The facts in Darnell v. Barker and Elam v. Elam, supra, are entirely dissimilar to the facts in the case now under consideration. The fundamental principles were restated in each case and in each case the innocent party was awarded the custody of the child.
In affirming the judgment of the trial court in the Elam Case, we said: “The chancellor could have granted the prayer of either parent, or he could have refused the prayers of both parents and placed the child in the custody of the State Welfare Board. However, in the exercise of the sound discretion with which the statute clothes him, he decided that the welfare of the child required that his care and training be entrusted to the wife and the mother, notwithstanding the fact that she had misconceived her duty to secure an absolute divorce before attempting to contract marriage with another person. The suit is still pending on the docket.
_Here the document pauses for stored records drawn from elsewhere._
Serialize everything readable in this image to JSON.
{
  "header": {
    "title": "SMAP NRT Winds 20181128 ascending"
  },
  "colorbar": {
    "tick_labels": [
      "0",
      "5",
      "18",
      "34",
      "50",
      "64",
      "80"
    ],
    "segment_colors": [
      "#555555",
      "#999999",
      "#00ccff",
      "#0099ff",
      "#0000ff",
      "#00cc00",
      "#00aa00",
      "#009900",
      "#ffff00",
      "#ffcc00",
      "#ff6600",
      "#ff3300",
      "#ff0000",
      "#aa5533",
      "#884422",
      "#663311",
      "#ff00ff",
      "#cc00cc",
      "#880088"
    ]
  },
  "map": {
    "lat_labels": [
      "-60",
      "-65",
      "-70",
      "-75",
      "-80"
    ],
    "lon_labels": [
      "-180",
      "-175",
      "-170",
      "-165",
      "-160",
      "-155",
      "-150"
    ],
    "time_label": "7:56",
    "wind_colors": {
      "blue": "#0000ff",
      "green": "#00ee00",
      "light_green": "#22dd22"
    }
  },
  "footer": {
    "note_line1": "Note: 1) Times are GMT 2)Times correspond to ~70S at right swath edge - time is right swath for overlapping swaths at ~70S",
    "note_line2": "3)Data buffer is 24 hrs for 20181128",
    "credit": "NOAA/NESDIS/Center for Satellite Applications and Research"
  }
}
The order awarding custody may be changed to meet the exigencies of the situations which hereafter may *286be brought to the attention of the court.. Viewing the case as a whole, this court cannot say, as a matter of law, that the chancellor, in reaching his conclusion has abused the discretion reposed in him.”
Without further elaboration, the principal reasons which convince me that the innocent spouse should be awarded the custody of the child may be summarized as follows:
(1) The wife has failed to carry the burden that the law places upon her to point out wherein the trial court abused the discretion imposed upon it by statute.
(2) The husband proved by the overwhelming weight of the evidence that he was not guilty of any of the charges his wife made against him.
(3) The wife is emotionally unstable and is not mentally endowed with sufficient stamina to face the realities of life.
(4) The wife without cause broke her marriage vows. There is no reason to believe that she would be any more faithful in performing her parental duties.
(5) The wife is now, and will be for sometime to come, financially dependent upon the charity of her mother, or she will seek gainful employment. If she is employed, the care and training of the child in business hours will have to be entrusted to a hireling.
(6) The physical environment which the child will enjoy in the custody of the father will be far superior to anything that the mother or the maternal grandmother will be able to give her.
(7) The laudable desire of a parent to participate in the care, custody, and training of his or her child is the strongest link in the chain that binds a husband and wife together in times of stress, discord, and disagreement. It is a strong incentive which brings about mutual forbearance, concessions, and compromises, that enable the parties to live together and share in the love, affection, and training of the offspring. If the mother knows that, notwithstanding the fact that she has been guilty of breaking the marriage vows, she will be given the custody of infant children, much of the incentive for exercising such forbearance, concessions. *287and compromises will be removed. Unfortunately, this will be the result of the conclusion reached by the majority.
As I view the case, the decree of the learned chancellor should be affirmed.